Literature-grounded question answering with paper retrieval, evidence grounding, and answer generation.

Input Research question + paper metadata pool
Output Paper IDs + evidence + answer
Public dev set 55 labeled examples
Evaluation Retrieval, grounding, and answer accuracy

Shared Task Dates

The schedule below applies to the GroundLM 2026 shared tasks.

ActivityDate
Dataset (dev) release June 8, 2026 (Shared Task 1); June 15, 2026 (Shared Task 2)
Dataset (test) release August 3, 2026
Submission of test output, code, and system papers August 19, 2026
Acceptance and winner announcement September 1, 2026
Camera-ready papers September 10, 2026

GoldenViewVQA: Multi-View Grounded VQA for Driving Scenes

GoldenViewVQA evaluates whether multimodal systems can identify the visual evidence needed to answer a question. Given six synchronized NuScenes camera views and a question, a model must select the supporting camera view and answer the multiple-choice question.

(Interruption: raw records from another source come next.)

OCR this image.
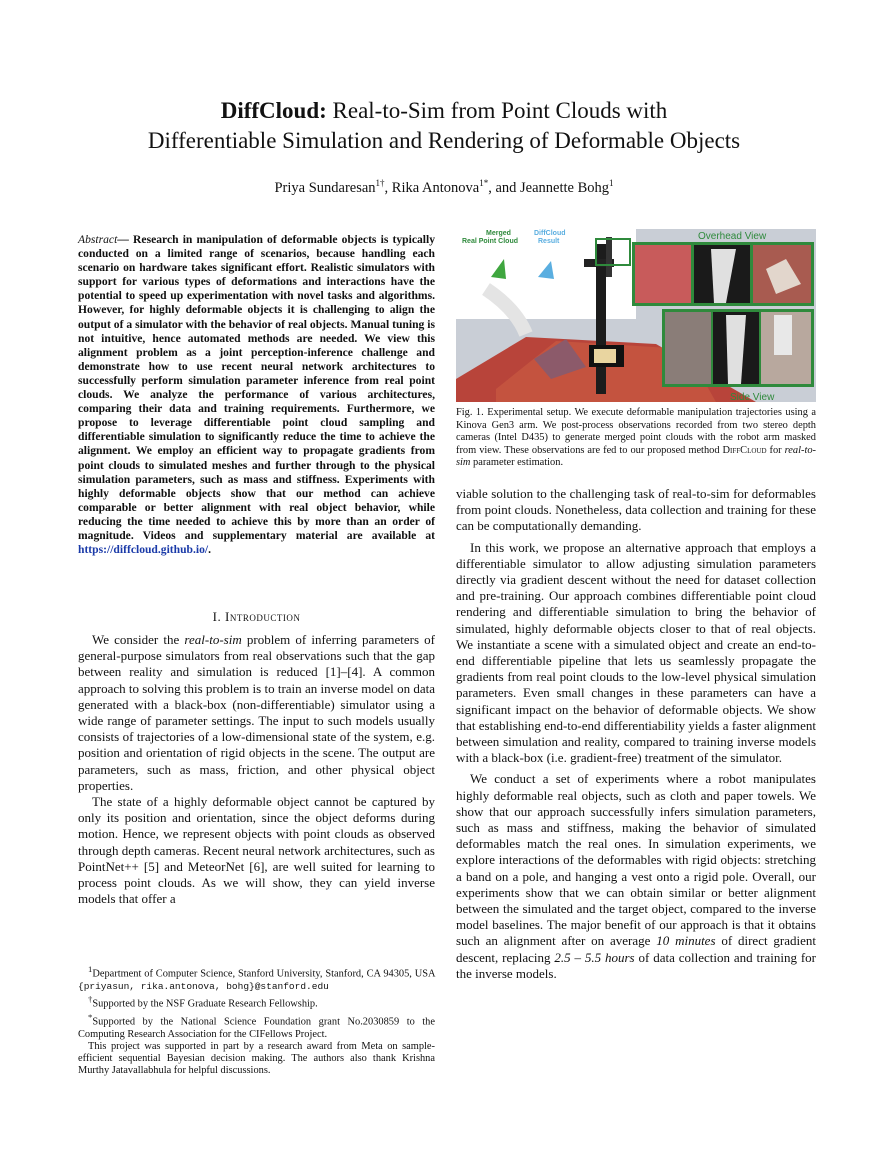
DiffCloud: Real-to-Sim from Point Clouds with
Differentiable Simulation and Rendering of Deformable Objects
Priya Sundaresan$^{1\dagger}$, Rika Antonova$^{1*}$, and Jeannette Bohg$^1$
Abstract— Research in manipulation of deformable objects is typically conducted on a limited range of scenarios, because handling each scenario on hardware takes significant effort. Realistic simulators with support for various types of deformations and interactions have the potential to speed up experimentation with novel tasks and algorithms. However, for highly deformable objects it is challenging to align the output of a simulator with the behavior of real objects. Manual tuning is not intuitive, hence automated methods are needed. We view this alignment problem as a joint perception-inference challenge and demonstrate how to use recent neural network architectures to successfully perform simulation parameter inference from real point clouds. We analyze the performance of various architectures, comparing their data and training requirements. Furthermore, we propose to leverage differentiable point cloud sampling and differentiable simulation to significantly reduce the time to achieve the alignment. We employ an efficient way to propagate gradients from point clouds to simulated meshes and further through to the physical simulation parameters, such as mass and stiffness. Experiments with highly deformable objects show that our method can achieve comparable or better alignment with real object behavior, while reducing the time needed to achieve this by more than an order of magnitude. Videos and supplementary material are available at https://diffcloud.github.io/.
I. Introduction

We consider the real-to-sim problem of inferring parameters of general-purpose simulators from real observations such that the gap between reality and simulation is reduced [1]–[4]. A common approach to solving this problem is to train an inverse model on data generated with a black-box (non-differentiable) simulator using a wide range of parameter settings. The input to such models usually consists of trajectories of a low-dimensional state of the system, e.g. position and orientation of rigid objects in the scene. The output are parameters, such as mass, friction, and other physical object properties.

The state of a highly deformable object cannot be captured by only its position and orientation, since the object deforms during motion. Hence, we represent objects with point clouds as observed through depth cameras. Recent neural network architectures, such as PointNet++ [5] and MeteorNet [6], are well suited for learning to process point clouds. As we will show, they can yield inverse models that offer a

$^1$Department of Computer Science, Stanford University, Stanford, CA 94305, USA {priyasun, rika.antonova, bohg}@stanford.edu

†Supported by the NSF Graduate Research Fellowship.

*Supported by the National Science Foundation grant No.2030859 to the Computing Research Association for the CIFellows Project.

This project was supported in part by a research award from Meta on sample-efficient sequential Bayesian decision making. The authors also thank Krishna Murthy Jatavallabhula for helpful discussions.

Merged
Real Point Cloud
DiffCloud
Result	Overhead View
Side View
Fig. 1. Experimental setup. We execute deformable manipulation trajectories using a Kinova Gen3 arm. We post-process observations recorded from two stereo depth cameras (Intel D435) to generate merged point clouds with the robot arm masked from view. These observations are fed to our proposed method DiffCloud for real-to-sim parameter estimation.

viable solution to the challenging task of real-to-sim for deformables from point clouds. Nonetheless, data collection and training for these can be computationally demanding.

In this work, we propose an alternative approach that employs a differentiable simulator to allow adjusting simulation parameters directly via gradient descent without the need for dataset collection and pre-training. Our approach combines differentiable point cloud rendering and differentiable simulation to bring the behavior of simulated, highly deformable objects closer to that of real objects. We instantiate a scene with a simulated object and create an end-to-end differentiable pipeline that lets us seamlessly propagate the gradients from real point clouds to the low-level physical simulation parameters. Even small changes in these parameters can have a significant impact on the behavior of deformable objects. We show that establishing end-to-end differentiability yields a faster alignment between simulation and reality, compared to training inverse models with a black-box (i.e. gradient-free) treatment of the simulator.

We conduct a set of experiments where a robot manipulates highly deformable real objects, such as cloth and paper towels. We show that our approach successfully infers simulation parameters, such as mass and stiffness, making the behavior of simulated deformables match the real ones. In simulation experiments, we explore interactions of the deformables with rigid objects: stretching a band on a pole, and hanging a vest onto a rigid pole. Overall, our experiments show that we can obtain similar or better alignment between the simulated and the target object, compared to the inverse model baselines. The major benefit of our approach is that it obtains such an alignment after on average 10 minutes of direct gradient descent, replacing 2.5 – 5.5 hours of data collection and training for the inverse models.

Input Six synchronized NuScenes camera views + one question
Output Supporting view and answer choice
Public dev set 55 labeled examples, 330 image references
Primary metric Joint accuracy

Evaluation

Submissions should contain one JSON object per question with a question identifier, predicted supporting view, and predicted answer choice.

{"question_id": "sfall_0001_causality", "predicted_view": "CAM_FRONT", "predicted_answer_id": "A"}

The development evaluator reports view accuracy, answer accuracy, and joint accuracy. Final ranking will use a held-out input-only test set with private gold labels.

Development Release

The current Hugging Face release is the public development set. It is intended for task familiarization, data loading, prompt and model development, local evaluation, and submission-format checks. It should not be treated as the final leaderboard test set.

Resources

The dataset provides benchmark annotations and NuScenes-relative image paths. Participants must obtain NuScenes through the official access process and comply with its terms of use.

LitTraceQA: Literature-Grounded Question Answering

LitTraceQA evaluates whether systems can answer research questions with grounded evidence from scientific papers. Given a question and requested answer types, a system must retrieve the relevant paper or papers from the released metadata pool, identify coarse evidence locations, and return the final answer in the requested format.

Input Research question, answer types, and paper metadata pool
Output Paper IDs, evidence locations, and final answer
Public dev set 55 labeled validation examples
Primary components Retrieval, evidence grounding, and answer accuracy

Evaluation

Submissions should contain one JSON object per question with a stable query identifier, retrieved paper IDs, supporting evidence locations, and the answer object.

{"query_id": "q_001", "gold_papers": [{"paper_id": "acl2025_00005"}], "evidence": [{"paper_id": "acl2025_00005", "source_type": "table", "locator": {"page": 6, "table_id": "Table 4"}}], "answer": {"freeform": {"text": "14.70"}}}

The public evaluator reports macro paper retrieval precision, recall, and F1; macro evidence precision, recall, and F1 using coarse evidence matches; and answer metrics for multiple-choice, freeform, and table outputs. Final ranking will use a hidden evaluation set.

Development Release

The current Hugging Face release is the public development set. It includes gold validation records, input-only validation records, a sample submission, a searchable paper metadata pool, a machine-readable schema, and a local evaluator. It is intended for format inspection, loader development, prompt tuning, and local validation, not as the hidden leaderboard test set.

Resources

LitTraceQA annotations and benchmark files are released under CC BY-NC 4.0. Paper metadata remains subject to the original publishers' terms, and PDFs are not redistributed in the dataset.